The only question remaining is what is the parameter $p$ (the probability that $X(t)$ equals $1$) of this Bernoulli random variable, and the value of $p$ depends on what value we assume for $t$. That is, the answer is not something like $p = 0.3$ but rather a multi-line equation like $$p(t) = \begin{cases}\cdots & \text{if}~ t\in \cdots,\\ \cdots & \text{if}~t\in \cdots,\\ 0, &\text{otherwise.} \end{cases}$$ To figure out the details, note that $\operatorname{rect}(\cdot)$ has value $1$ exactly when its argument has value $\leq \frac 12$. Thus, as a function of $t$, $\operatorname{rect}\left(\frac{t-T_0}{T}\right)$ has value $1$ exactly when $$T_0-\frac 12T \leq t \leq T_0+\frac 12T.$$ "Wait a minute", you splutter, "Didn't you say that $t$ had a fixed value such as $0.313$? What's all this about as a function of $t$??? $t$ is not a variable; it is a fixed value" Well, we need to turn the thing around a bit. Notice that for a fixed value of $t$ (happy now?) $X(t)$ has value $1$ if and only if $T_0$ is such that $$t - \frac 12T \leq T_0 \leq t+\frac12T,$$ that is, for the chosen fixed value of $t$, and keeping in mind that $T_0 \in [-T, T]$ \begin{align} P\{X(t) = 1\} = p(t) &= P\left(t - \frac 12T \leq T_0 \leq t+\frac12T\right)\\ &= P\left(T_0 \in \left(\left[t- \frac 12T, t+ \frac 12T\right]\cap \big[-T,T\big]\right)\right) \end{align} That intersection on the right depends on what we have chosen $t$ to be, and so we consider various cases. For brevity, denote the interval $\left[t- \frac 12T, t+ \frac 12T\right]$ as $\mathcal A$ and the interval $[-T.T]$ as $\mathcal B$

• If $\color{blue}{t < -\frac{3T}{2}}$, then $t+\frac 12T < -T$ and so the right end of the interval $\mathcal A$ is smaller than the left end of $\mathcal B$ and so $\mathcal A \cap \mathcal B = \emptyset$. We get that $p(t) = 0$ for $t \leq -\frac{3T}{2}$. Similarly, for $t > \frac{3T}{2}$, the left end $t-\frac 12T$ exceeds $T$, the right end of $\mathcal B$. So

  $p(t) = 0$ if $|t| > \frac{3T}{2}$.

• If $\color{blue}{-\frac{3T}{2} \leq t < -\frac T2}$, then the right end $t+\frac T2$ is in $[-T,0]$ but the left end $t-\frac T2$ is smaller than $-T$, that is, $\mathcal A \cap \mathcal B = \left[-T, t+\frac T2\right]$. Since $T_0 \sim U[-T,T]$, we get that $p(t) = \frac{1}{2T}\times \left(t+\frac T2 - (-T)\right) = \frac{1}{2T}\times \left(t+\frac {3T}{2}\right)$. Note that $p(t)$ increases from $0$ at $t=\frac{3T}{2}$ to $\frac 12$ as $t$ approaches $-\frac T2$. Similarly, for $\frac T2 < t \leq \frac {3T}{2}$, $p(t)$ decreases from $\frac 12$ to $0$ linearly.

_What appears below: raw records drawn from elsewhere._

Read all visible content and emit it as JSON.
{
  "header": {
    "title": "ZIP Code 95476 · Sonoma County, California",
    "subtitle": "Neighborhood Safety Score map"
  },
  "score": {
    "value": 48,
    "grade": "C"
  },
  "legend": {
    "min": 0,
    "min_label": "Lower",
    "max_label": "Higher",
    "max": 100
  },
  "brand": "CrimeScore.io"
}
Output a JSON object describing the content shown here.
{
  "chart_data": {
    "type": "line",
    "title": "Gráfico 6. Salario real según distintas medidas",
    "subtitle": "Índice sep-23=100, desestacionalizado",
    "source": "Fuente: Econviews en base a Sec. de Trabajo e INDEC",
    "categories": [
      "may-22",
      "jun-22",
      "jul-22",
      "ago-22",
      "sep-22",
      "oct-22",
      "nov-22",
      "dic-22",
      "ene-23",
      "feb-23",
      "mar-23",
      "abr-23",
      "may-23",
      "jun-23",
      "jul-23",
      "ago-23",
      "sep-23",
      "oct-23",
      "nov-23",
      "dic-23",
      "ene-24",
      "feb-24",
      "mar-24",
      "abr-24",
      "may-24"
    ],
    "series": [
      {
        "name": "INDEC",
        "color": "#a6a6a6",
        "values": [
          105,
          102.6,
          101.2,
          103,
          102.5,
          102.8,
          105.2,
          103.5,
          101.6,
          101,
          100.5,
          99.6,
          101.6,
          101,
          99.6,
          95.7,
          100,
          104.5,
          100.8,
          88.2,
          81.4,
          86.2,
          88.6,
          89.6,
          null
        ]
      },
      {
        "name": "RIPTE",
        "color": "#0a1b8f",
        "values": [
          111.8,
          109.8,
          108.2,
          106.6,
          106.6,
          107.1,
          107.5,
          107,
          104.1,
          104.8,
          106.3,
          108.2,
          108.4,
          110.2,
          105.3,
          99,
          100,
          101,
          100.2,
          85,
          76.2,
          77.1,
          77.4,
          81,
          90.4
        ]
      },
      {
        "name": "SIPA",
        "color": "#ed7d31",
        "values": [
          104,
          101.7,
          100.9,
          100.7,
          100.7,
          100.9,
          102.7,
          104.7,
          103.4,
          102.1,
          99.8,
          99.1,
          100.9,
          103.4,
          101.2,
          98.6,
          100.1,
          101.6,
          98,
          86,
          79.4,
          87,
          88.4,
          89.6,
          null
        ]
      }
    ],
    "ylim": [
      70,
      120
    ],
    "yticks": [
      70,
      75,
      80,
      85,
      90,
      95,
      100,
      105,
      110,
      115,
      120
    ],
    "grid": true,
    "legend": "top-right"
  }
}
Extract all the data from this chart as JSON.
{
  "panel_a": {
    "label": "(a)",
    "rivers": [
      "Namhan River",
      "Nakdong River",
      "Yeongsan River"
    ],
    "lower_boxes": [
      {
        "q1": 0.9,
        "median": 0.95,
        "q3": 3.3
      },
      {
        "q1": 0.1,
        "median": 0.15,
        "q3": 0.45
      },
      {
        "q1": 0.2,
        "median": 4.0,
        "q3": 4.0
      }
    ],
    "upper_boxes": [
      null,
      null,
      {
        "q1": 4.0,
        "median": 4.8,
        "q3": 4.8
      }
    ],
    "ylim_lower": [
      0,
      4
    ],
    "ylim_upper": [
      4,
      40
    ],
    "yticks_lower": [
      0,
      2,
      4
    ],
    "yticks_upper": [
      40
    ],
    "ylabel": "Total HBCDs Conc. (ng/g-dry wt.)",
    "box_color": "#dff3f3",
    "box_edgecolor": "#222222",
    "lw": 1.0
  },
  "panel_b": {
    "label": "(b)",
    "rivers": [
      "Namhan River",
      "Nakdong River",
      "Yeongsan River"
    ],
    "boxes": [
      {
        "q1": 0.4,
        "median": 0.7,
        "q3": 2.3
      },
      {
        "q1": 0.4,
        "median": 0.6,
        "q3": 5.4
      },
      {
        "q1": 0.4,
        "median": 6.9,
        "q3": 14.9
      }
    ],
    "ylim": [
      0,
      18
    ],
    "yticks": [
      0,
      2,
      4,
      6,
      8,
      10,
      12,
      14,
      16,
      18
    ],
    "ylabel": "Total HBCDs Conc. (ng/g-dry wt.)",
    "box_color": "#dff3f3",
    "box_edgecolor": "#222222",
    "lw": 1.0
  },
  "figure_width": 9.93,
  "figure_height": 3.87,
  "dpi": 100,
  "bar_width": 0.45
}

We have that

  $p(t) = \frac{1}{2T}\times \left(\frac {3T}{2} - |t|\right)$ if $\frac T2 < t \leq \frac{3T}{2}$

• If $\color{blue}{|t| \leq \frac{T}{2}}$, then both the left end $t-\frac T2$ and the right end $t+\frac T2$ of $\mathcal A$ are in $\mathcal B$, and so

  $p(t) = \frac 12$ if $|t| \leq \frac{T}{2}$.

The process in question is not what is called a stationary process and it does not have a PDF (or PMF) but rather a whole bunch of different PDFs (or PMFs), one for each time instant $t$. Read the first part of this answer to learn a little more about these ideas.